6. In the instant facts, there has been deliberate non-compliance on part of the assessee at all stages of proceedings. Accordingly, we are of the considered view that the appeal of the assessee is liable to be dismissed. We find no infirmity in the order of Ld. CIT(A) so as to call for any interference.
ITA 660/Ahd/2023 A.Y. 2014-15
7. The Assessee has taken the following grounds of appeal:-
“1. The learned CIT(A) erred in law and on facts in confirming the penalty imposed by AO under section 271(1)(c) of the Income Tax Act, 1961 amounting to Rs.24,03,510/-, such penalty is requested to be deleted.”
8. This appeal filed by the assessee relates to upholding the levy of penalty under Section 271(1)(c) of the Act by Ld.

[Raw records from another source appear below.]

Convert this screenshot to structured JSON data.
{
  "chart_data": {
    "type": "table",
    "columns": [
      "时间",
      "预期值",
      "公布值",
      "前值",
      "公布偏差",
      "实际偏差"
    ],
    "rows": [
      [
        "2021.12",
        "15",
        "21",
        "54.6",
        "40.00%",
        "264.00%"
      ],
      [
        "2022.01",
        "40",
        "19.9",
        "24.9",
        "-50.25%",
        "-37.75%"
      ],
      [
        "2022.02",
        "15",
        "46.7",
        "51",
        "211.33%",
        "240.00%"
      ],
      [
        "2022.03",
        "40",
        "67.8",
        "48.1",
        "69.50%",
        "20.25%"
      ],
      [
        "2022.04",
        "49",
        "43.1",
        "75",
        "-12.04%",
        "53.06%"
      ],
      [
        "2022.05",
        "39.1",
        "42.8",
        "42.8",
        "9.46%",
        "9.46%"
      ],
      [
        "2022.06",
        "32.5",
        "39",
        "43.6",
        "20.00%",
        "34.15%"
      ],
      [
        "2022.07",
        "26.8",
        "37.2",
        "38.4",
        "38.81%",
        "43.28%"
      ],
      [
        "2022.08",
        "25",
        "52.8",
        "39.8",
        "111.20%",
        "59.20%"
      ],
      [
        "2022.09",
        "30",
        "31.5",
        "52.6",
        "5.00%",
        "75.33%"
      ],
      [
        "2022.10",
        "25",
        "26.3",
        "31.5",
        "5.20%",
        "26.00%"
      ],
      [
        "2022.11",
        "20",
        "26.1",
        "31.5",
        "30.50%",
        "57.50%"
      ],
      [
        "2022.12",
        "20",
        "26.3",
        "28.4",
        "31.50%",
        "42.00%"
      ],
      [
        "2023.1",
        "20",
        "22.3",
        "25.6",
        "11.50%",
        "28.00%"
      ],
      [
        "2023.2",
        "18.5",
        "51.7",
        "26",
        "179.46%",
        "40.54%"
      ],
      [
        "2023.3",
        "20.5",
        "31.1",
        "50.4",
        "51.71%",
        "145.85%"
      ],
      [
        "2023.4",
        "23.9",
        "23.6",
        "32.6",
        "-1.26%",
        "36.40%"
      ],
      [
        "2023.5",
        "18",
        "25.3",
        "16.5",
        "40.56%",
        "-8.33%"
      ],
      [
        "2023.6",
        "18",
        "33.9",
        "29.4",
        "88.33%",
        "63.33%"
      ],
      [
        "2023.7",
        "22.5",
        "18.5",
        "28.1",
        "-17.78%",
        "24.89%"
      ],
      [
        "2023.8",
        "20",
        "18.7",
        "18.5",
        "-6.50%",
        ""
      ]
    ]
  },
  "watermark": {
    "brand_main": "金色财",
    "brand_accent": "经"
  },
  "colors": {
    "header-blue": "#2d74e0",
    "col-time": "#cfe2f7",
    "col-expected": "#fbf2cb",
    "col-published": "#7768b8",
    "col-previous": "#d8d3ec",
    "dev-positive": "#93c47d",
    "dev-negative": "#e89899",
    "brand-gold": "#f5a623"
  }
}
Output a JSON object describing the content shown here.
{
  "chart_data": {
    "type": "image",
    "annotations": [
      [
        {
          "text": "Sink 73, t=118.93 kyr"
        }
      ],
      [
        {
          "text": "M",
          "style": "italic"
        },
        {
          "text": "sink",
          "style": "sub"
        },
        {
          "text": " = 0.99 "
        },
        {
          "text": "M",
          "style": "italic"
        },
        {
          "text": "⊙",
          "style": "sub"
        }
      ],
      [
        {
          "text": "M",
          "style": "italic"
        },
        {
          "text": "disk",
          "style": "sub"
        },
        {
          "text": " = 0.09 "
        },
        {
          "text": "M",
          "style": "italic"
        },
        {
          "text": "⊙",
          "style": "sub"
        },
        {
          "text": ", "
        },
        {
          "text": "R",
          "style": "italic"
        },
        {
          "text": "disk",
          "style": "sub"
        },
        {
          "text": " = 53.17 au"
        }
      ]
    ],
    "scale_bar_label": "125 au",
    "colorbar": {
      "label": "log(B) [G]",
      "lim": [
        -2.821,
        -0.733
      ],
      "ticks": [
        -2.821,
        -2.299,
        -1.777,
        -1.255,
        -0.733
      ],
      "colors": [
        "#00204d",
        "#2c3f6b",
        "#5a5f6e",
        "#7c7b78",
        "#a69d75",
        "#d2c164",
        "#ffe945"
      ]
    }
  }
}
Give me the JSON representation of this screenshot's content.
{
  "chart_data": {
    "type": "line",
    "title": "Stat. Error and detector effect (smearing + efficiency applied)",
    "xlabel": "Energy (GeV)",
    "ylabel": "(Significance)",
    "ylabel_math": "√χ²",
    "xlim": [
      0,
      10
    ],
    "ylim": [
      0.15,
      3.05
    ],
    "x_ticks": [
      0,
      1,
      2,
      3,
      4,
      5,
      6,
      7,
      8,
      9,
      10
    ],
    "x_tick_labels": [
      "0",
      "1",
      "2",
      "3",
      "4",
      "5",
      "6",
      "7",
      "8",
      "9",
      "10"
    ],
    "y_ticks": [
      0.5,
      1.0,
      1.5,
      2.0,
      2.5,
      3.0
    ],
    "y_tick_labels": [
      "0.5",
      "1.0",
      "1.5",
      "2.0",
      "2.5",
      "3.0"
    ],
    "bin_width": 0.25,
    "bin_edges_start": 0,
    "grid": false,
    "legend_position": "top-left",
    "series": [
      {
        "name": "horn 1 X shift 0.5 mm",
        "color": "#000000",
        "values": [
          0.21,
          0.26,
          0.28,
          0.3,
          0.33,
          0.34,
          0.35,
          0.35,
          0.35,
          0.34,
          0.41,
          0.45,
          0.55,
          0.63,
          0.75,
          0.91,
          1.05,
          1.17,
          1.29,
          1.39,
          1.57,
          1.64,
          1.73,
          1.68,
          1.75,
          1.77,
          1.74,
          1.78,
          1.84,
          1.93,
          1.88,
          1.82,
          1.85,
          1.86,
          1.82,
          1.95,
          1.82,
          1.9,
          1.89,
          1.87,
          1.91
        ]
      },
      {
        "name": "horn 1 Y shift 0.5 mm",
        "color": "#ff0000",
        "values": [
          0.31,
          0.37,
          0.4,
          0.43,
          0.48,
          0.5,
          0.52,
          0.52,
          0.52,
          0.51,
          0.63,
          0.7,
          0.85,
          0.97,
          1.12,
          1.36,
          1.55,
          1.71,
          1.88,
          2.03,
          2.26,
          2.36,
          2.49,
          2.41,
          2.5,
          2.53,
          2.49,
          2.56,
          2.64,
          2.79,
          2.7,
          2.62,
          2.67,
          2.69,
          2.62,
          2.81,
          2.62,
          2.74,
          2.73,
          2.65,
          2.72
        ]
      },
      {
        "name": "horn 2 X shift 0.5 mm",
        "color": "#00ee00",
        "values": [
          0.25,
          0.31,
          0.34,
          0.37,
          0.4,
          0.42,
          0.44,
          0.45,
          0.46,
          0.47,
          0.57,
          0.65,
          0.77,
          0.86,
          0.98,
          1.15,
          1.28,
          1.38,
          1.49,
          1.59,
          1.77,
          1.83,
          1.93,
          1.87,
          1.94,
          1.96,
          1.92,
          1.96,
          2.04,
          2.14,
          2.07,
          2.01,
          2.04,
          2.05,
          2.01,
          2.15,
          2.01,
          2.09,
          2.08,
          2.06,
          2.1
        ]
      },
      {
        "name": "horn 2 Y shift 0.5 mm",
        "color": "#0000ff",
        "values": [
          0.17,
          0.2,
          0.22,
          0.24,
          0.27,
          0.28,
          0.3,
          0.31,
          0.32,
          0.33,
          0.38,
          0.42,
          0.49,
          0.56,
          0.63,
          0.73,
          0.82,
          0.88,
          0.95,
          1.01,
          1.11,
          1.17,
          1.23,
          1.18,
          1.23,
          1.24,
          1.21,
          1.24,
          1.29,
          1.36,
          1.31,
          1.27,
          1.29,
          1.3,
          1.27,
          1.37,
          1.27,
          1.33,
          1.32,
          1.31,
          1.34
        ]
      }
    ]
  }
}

CIT(A), in connection with additions made by the Assessing Officer in quantum appeal in ITA No. 590/Ahd/2023. Since, we are of the considered view that the additions are liable to be sustained in the hands of the assessee, in absence of any explanation or clarification by the assessee in connection with additions made by the Assessing Officer, we are of the considered view that Ld. CIT(A) has not erred in facts and law in upholding the levy of penalty under Section 271(1)(c) of the Act.
9. In the result, the appeal of the assessee is dismissed.
10. In the combined result, both the appeals filed by the assessee are dismissed.